The Detroit Institute of Arts said Wednesday that a three-month review of a whistle-blower complaint against its director and board chair found they had not skirted conflict of interest rules when the museum borrowed a $5 million El Greco painting owned by the director’s father-in-law.
The complaint centered on the painting “St. Francis Receiving the Stigmata” that the museum hung in its medieval and Renaissance galleries. The director, Salvador Salort-Pons, said that his family’s interest in the painting was properly disclosed and that he informed the institute’s chairman, Eugene A. Gargaro, about the plan to lend it to the institute.
Whistleblower Aid, a nonprofit law firm in Washington representing staff members, said Mr. Salort-Pons should have taken more care in avoiding potential conflict of interest problems. In a complaint filed in June with the Internal Revenue Service and the Michigan attorney general, it said that he should have recused himself completely from the loan procedure and formally informed the entire board as well as the public about any family interest.

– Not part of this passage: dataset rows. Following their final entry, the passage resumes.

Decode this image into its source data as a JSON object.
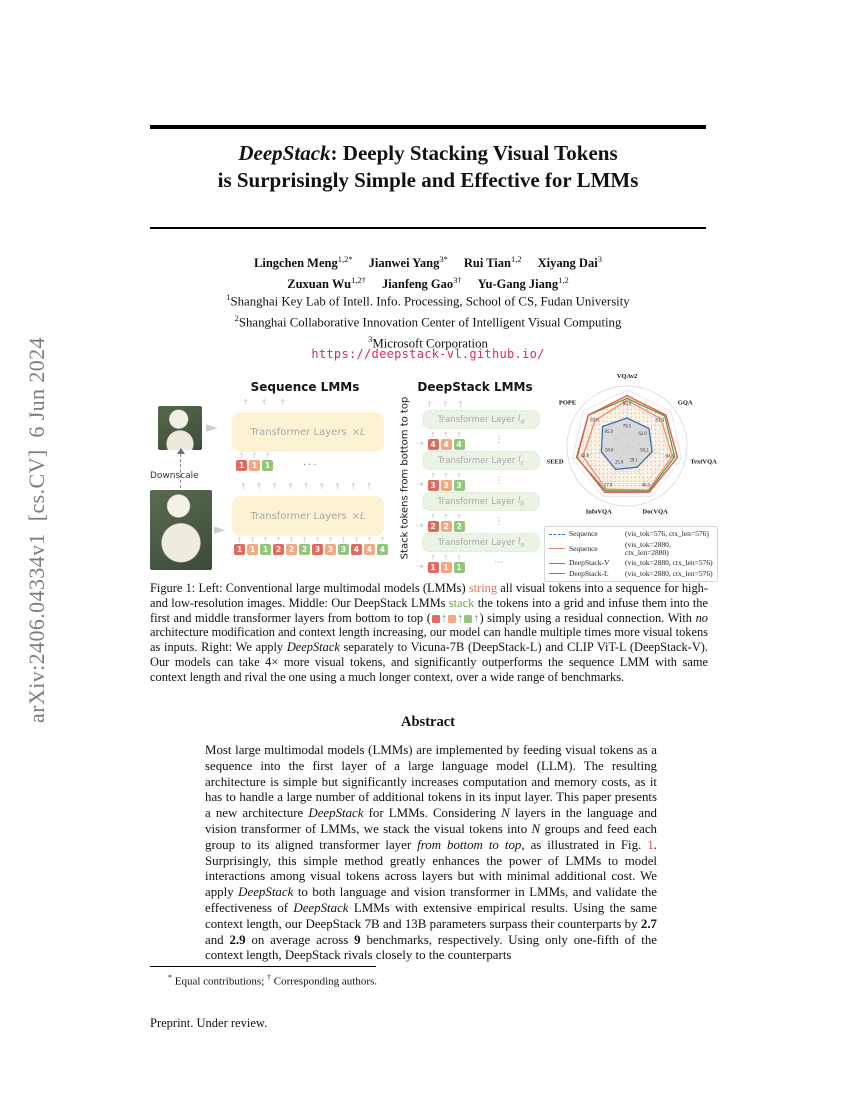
{
  "stamp": {
    "text": "arXiv:2406.04334v1  [cs.CV]  6 Jun 2024"
  },
  "title": {
    "brand": "DeepStack",
    "line1_rest": ": Deeply Stacking Visual Tokens",
    "line2": "is Surprisingly Simple and Effective for LMMs"
  },
  "authors": {
    "rows": [
      [
        {
          "name": "Lingchen Meng",
          "sup": "1,2*"
        },
        {
          "name": "Jianwei Yang",
          "sup": "3*"
        },
        {
          "name": "Rui Tian",
          "sup": "1,2"
        },
        {
          "name": "Xiyang Dai",
          "sup": "3"
        }
      ],
      [
        {
          "name": "Zuxuan Wu",
          "sup": "1,2†"
        },
        {
          "name": "Jianfeng Gao",
          "sup": "3†"
        },
        {
          "name": "Yu-Gang Jiang",
          "sup": "1,2"
        }
      ]
    ]
  },
  "affiliations": [
    {
      "sup": "1",
      "text": "Shanghai Key Lab of Intell. Info. Processing, School of CS, Fudan University"
    },
    {
      "sup": "2",
      "text": "Shanghai Collaborative Innovation Center of Intelligent Visual Computing"
    },
    {
      "sup": "3",
      "text": "Microsoft Corporation"
    }
  ],
  "links": {
    "project_url": "https://deepstack-vl.github.io/"
  },
  "palette": {
    "r": "#e06a5b",
    "s": "#f3a97d",
    "g": "#93c67d",
    "arrow": "#b9b9b9"
  },
  "figure": {
    "left": {
      "title": "Sequence LMMs",
      "downscale_label": "Downscale",
      "box_label": "Transformer Layers",
      "box_mult": "×L",
      "top_tokens": [
        {
          "n": "1",
          "c": "r"
        },
        {
          "n": "1",
          "c": "s"
        },
        {
          "n": "1",
          "c": "g"
        }
      ],
      "top_ellipsis": "···",
      "bottom_tokens": [
        {
          "n": "1",
          "c": "r"
        },
        {
          "n": "1",
          "c": "s"
        },
        {
          "n": "1",
          "c": "g"
        },
        {
          "n": "2",
          "c": "r"
        },
        {
          "n": "2",
          "c": "s"
        },
        {
          "n": "2",
          "c": "g"
        },
        {
          "n": "3",
          "c": "r"
        },
        {
          "n": "3",
          "c": "s"
        },
        {
          "n": "3",
          "c": "g"
        },
        {
          "n": "4",
          "c": "r"
        },
        {
          "n": "4",
          "c": "s"
        },
        {
          "n": "4",
          "c": "g"
        }
      ]
    },
    "middle": {
      "title": "DeepStack LMMs",
      "axis_label": "Stack tokens from bottom to top",
      "box_label": "Transformer Layer",
      "var": "l",
      "layers": [
        {
          "sub": "d",
          "tokens": [
            {
              "n": "4",
              "c": "r"
            },
            {
              "n": "4",
              "c": "s"
            },
            {
              "n": "4",
              "c": "g"
            }
          ],
          "side": "⋮"
        },
        {
          "sub": "c",
          "tokens": [
            {
              "n": "3",
              "c": "r"
            },
            {
              "n": "3",
              "c": "s"
            },
            {
              "n": "3",
              "c": "g"
            }
          ],
          "side": "⋮"
        },
        {
          "sub": "b",
          "tokens": [
            {
              "n": "2",
              "c": "r"
            },
            {
              "n": "2",
              "c": "s"
            },
            {
              "n": "2",
              "c": "g"
            }
          ],
          "side": "⋮"
        },
        {
          "sub": "a",
          "tokens": [
            {
              "n": "1",
              "c": "r"
            },
            {
              "n": "1",
              "c": "s"
            },
            {
              "n": "1",
              "c": "g"
            }
          ],
          "side": "···"
        }
      ]
    }
  },
  "chart_data": {
    "type": "radar",
    "title": "",
    "axes": [
      "VQAv2",
      "GQA",
      "TextVQA",
      "DocVQA",
      "InfoVQA",
      "SEED",
      "POPE"
    ],
    "axis_ranges": [
      [
        75.5,
        81.5
      ],
      [
        60.2,
        63.8
      ],
      [
        52,
        65.5
      ],
      [
        13,
        49
      ],
      [
        13.5,
        40
      ],
      [
        54.2,
        63.6
      ],
      [
        83,
        88.2
      ]
    ],
    "series": [
      {
        "name": "Sequence",
        "spec": "(vis_tok=576, ctx_len=576)",
        "color": "#3a6fb7",
        "dash": true,
        "values": [
          78.5,
          62.0,
          58.2,
          28.1,
          25.8,
          58.6,
          85.9
        ]
      },
      {
        "name": "Sequence",
        "spec": "(vis_tok=2880, ctx_len=2880)",
        "color": "#f08a74",
        "dash": false,
        "values": [
          80.4,
          63.0,
          63.2,
          44.5,
          36.2,
          61.8,
          86.8
        ]
      },
      {
        "name": "DeepStack-V",
        "spec": "(vis_tok=2880, ctx_len=576)",
        "color": "#5c9e4e",
        "dash": false,
        "values": [
          80.6,
          63.3,
          63.8,
          45.2,
          37.0,
          62.9,
          87.6
        ]
      },
      {
        "name": "DeepStack-L",
        "spec": "(vis_tok=2880, ctx_len=576)",
        "color": "#e4574a",
        "dash": false,
        "values": [
          80.9,
          63.4,
          64.5,
          46.0,
          37.8,
          62.8,
          87.6
        ]
      }
    ],
    "outer_labels": [
      "80.9",
      "63.4",
      "64.5",
      "46.0",
      "37.8",
      "62.8",
      "87.6"
    ],
    "inner_labels": [
      "78.5",
      "62.0",
      "58.2",
      "28.1",
      "25.8",
      "58.6",
      "85.9"
    ],
    "legend_position": "bottom",
    "grid": true
  },
  "caption": {
    "segments": [
      {
        "t": "Figure 1:  Left:  Conventional large multimodal models (LMMs) ",
        "s": ""
      },
      {
        "t": "string",
        "s": "salmon"
      },
      {
        "t": " all visual tokens into a sequence for high- and low-resolution images. Middle: Our DeepStack LMMs ",
        "s": ""
      },
      {
        "t": "stack",
        "s": "green"
      },
      {
        "t": " the tokens into a grid and infuse them into the first and middle transformer layers from bottom to top (",
        "s": ""
      },
      {
        "t": "■",
        "s": "sq-r"
      },
      {
        "t": "↑",
        "s": "arrow"
      },
      {
        "t": "■",
        "s": "sq-s"
      },
      {
        "t": "↑",
        "s": "arrow"
      },
      {
        "t": "■",
        "s": "sq-g"
      },
      {
        "t": "↑",
        "s": "arrow"
      },
      {
        "t": ") simply using a residual connection. With ",
        "s": ""
      },
      {
        "t": "no",
        "s": "i"
      },
      {
        "t": " architecture modification and context length increasing, our model can handle multiple times more visual tokens as inputs.  Right:  We apply ",
        "s": ""
      },
      {
        "t": "DeepStack",
        "s": "i"
      },
      {
        "t": " separately to Vicuna-7B (DeepStack-L) and CLIP ViT-L (DeepStack-V). Our models can take 4× more visual tokens, and significantly outperforms the sequence LMM with same context length and rival the one using a much longer context, over a wide range of benchmarks.",
        "s": ""
      }
    ]
  },
  "abstract": {
    "heading": "Abstract",
    "segments": [
      {
        "t": "Most large multimodal models (LMMs) are implemented by feeding visual tokens as a sequence into the first layer of a large language model (LLM). The resulting architecture is simple but significantly increases computation and memory costs, as it has to handle a large number of additional tokens in its input layer. This paper presents a new architecture ",
        "s": ""
      },
      {
        "t": "DeepStack",
        "s": "i"
      },
      {
        "t": " for LMMs. Considering ",
        "s": ""
      },
      {
        "t": "N",
        "s": "i"
      },
      {
        "t": " layers in the language and vision transformer of LMMs, we stack the visual tokens into ",
        "s": ""
      },
      {
        "t": "N",
        "s": "i"
      },
      {
        "t": " groups and feed each group to its aligned transformer layer ",
        "s": ""
      },
      {
        "t": "from bottom to top",
        "s": "i"
      },
      {
        "t": ", as illustrated in Fig. ",
        "s": ""
      },
      {
        "t": "1",
        "s": "link"
      },
      {
        "t": ". Surprisingly, this simple method greatly enhances the power of LMMs to model interactions among visual tokens across layers but with minimal additional cost. We apply ",
        "s": ""
      },
      {
        "t": "DeepStack",
        "s": "i"
      },
      {
        "t": " to both language and vision transformer in LMMs, and validate the effectiveness of ",
        "s": ""
      },
      {
        "t": "DeepStack",
        "s": "i"
      },
      {
        "t": " LMMs with extensive empirical results. Using the same context length, our DeepStack 7B and 13B parameters surpass their counterparts by ",
        "s": ""
      },
      {
        "t": "2.7",
        "s": "b"
      },
      {
        "t": " and ",
        "s": ""
      },
      {
        "t": "2.9",
        "s": "b"
      },
      {
        "t": " on average across ",
        "s": ""
      },
      {
        "t": "9",
        "s": "b"
      },
      {
        "t": " benchmarks, respectively. Using only one-fifth of the context length, DeepStack rivals closely to the counterparts",
        "s": ""
      }
    ]
  },
  "footnote": {
    "segments": [
      {
        "t": "*",
        "s": "sup"
      },
      {
        "t": " Equal contributions; ",
        "s": ""
      },
      {
        "t": "†",
        "s": "sup"
      },
      {
        "t": " Corresponding authors.",
        "s": ""
      }
    ]
  },
  "footer": {
    "text": "Preprint. Under review."
  }
}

Whistleblower Aid said that a lack of transparency surrounding the artwork cloaked a situation that could financially benefit the director and his family, since a painting’s exhibition on the institute’s walls could burnish the painting’s value.
But the review, by the Washington law firm Crowell & Moring, found differently, the institute said. “The investigation found that the Board Chair and Director acted in all respects with the best interests of the DIA in mind and did not find that they or any employee or volunteer at the DIA engaged in any misconduct related to the allegations included in the whistle-blower complaint,” the museum said in a news release. “There was no finding of any intention to mislead or hide information, nor was there any finding of any conflict of interest, violation of DIA policy or violation of applicable law.”
The institute said the law firm’s report would not be made publicly available.
In the news release, it said the firm “undertook an exhaustive review of key documents, interviews with numerous persons with relevant knowledge, and review of applicable law, related peer group policies and industry association guidance and best practices.”
It said the review had identified possible changes that could be made to the DIA’s processes and policies in order to avoid the appearance of conflicts of interest “and to clarify potential policy ambiguities,” but it said it could not give details about what these are until the board has considered them further.
John N. Tye, founder of Whistleblower Aid, said in a statement that neither he nor his clients were contacted by the law firm that conducted the review. That and the fact that the report was not being made public “are sure signs that DIA is not serious about addressing the conflicts of interest disclosed by our clients,” he said.
The complaint was filed at a time when other concerns about Mr. Salort-Pons’s management style and DIA’s treatment of its Black employees were roiling the institute.
DIA said a separate investigation into workplace culture, carried out by another team from the same law firm, was nearing conclusion.